25 March 2010
Good Schools for Everyone
Today the Mercury publishes an edited version of my response. I don't of course dispute the editorial prerogative, and the gist is little changed, but the mood is somewhat emasculated. Here's what I sent in under the title
Good Schools for Everyone
It is a very sorry state of affairs when parents like Sabhash Varambhia (Mailbox, 20 March) cannot find a good local school for their children. Mr Varambhia thought the ethos of any so-called ‘faith school’ would be better than a secular one – but found the ethos of English Martyrs (RC) school to be ‘we look after our own – Hindus need not apply’. How starkly does the point need to be made that religious schools are by their very nature sectarian and divisive? Isn’t it time that we did away with the concept of ‘bad schools’? We’re told of the importance of choice, but exactly which parents are the ones who set out to choose a school with the intention of having it fail to give their children a good education?
All schools should be good schools but we’ll never get there by disproportionately favouring some over others as happens at present – that way the gap can only get wider and the pressure for parents to try and out-compete others by more and more extreme religious attendance (or more corrupt forms of cheating) can only become more irresistible. Is this the ethos for a harmonious society?

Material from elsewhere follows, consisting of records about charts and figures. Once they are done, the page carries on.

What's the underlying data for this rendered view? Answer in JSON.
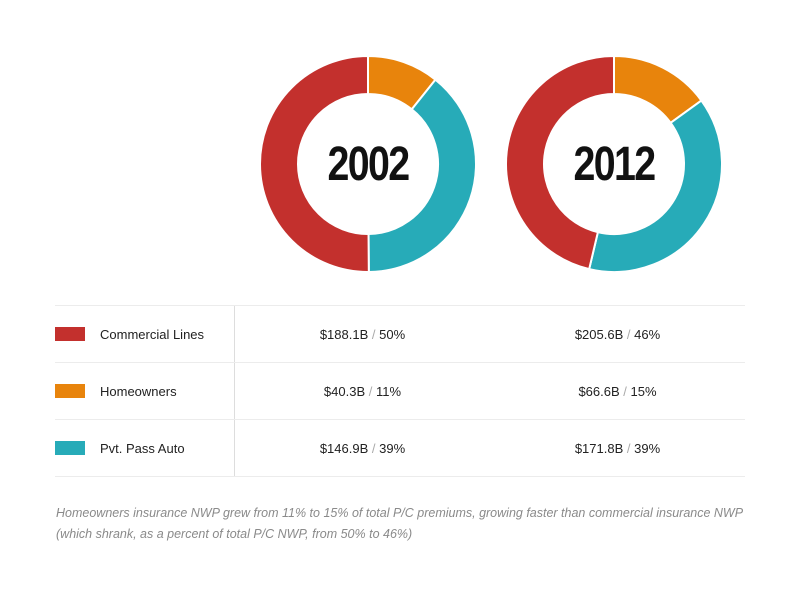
{
  "chart_data": {
    "type": "pie",
    "variant": "donut",
    "categories": [
      "Commercial Lines",
      "Homeowners",
      "Pvt. Pass Auto"
    ],
    "colors": [
      "#c3302d",
      "#e8840c",
      "#27abb8"
    ],
    "series": [
      {
        "name": "2002",
        "values_billion": [
          188.1,
          40.3,
          146.9
        ],
        "percent": [
          50,
          11,
          39
        ]
      },
      {
        "name": "2012",
        "values_billion": [
          205.6,
          66.6,
          171.8
        ],
        "percent": [
          46,
          15,
          39
        ]
      }
    ],
    "legend_position": "table-below",
    "caption": "Homeowners insurance NWP grew from 11% to 15% of total P/C premiums, growing faster than commercial insurance NWP (which shrank, as a percent of total P/C NWP, from 50% to 46%)"
  },
  "charts": [
    {
      "year": "2002"
    },
    {
      "year": "2012"
    }
  ],
  "table": {
    "rows": [
      {
        "label": "Commercial Lines",
        "color": "#c3302d",
        "v2002": "$188.1B",
        "p2002": "50%",
        "v2012": "$205.6B",
        "p2012": "46%"
      },
      {
        "label": "Homeowners",
        "color": "#e8840c",
        "v2002": "$40.3B",
        "p2002": "11%",
        "v2012": "$66.6B",
        "p2012": "15%"
      },
      {
        "label": "Pvt. Pass Auto",
        "color": "#27abb8",
        "v2002": "$146.9B",
        "p2002": "39%",
        "v2012": "$171.8B",
        "p2012": "39%"
      }
    ],
    "separator": "/"
  },
  "caption": "Homeowners insurance NWP grew from 11% to 15% of total P/C premiums, growing faster than commercial insurance NWP (which shrank, as a percent of total P/C NWP, from 50% to 46%)"
}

We would all like our children to be polite and considerate, and also creative and ambitious – to have all the opportunities to grow in their individual ways, to achieve what they can for themselves and society, and to play their part in making the future a better one for their next generations. While some religions may claim these principles as their own, they are in fact human values and do not depend on ‘holy’ teachings. We need really good schools for everyone, not just a handful for a self-perpetuating pushy minority.
If you'd like to compare, this version was printed: Good, bad – it's devisive (sic).
A while ago you thanked me for my comment following your letter in the Mercury and recommended I read the original and I am glad that I have. We will never know whether the "pruning" of your letter was to fit the space in the paper or so that they could not be accused of offending some religious group. Unfortunately, if the latter, then the editor missed the point that sometimes it is necessary to point out the segregation inherent in faith schools. For every pupil who gets into these "better" schools, someone else will miss out. At least in the days when pupils had their educational aspirations and hence, often, their life mapped because some passed their 11+ and some didn't, the criteria could be measured and was based on the pupil and not on the superstitious inclinations of their parents.
As a matter of interest I haven't been to the secular society yet but hope to go in May to one of the talks and may meet some of the people involved then.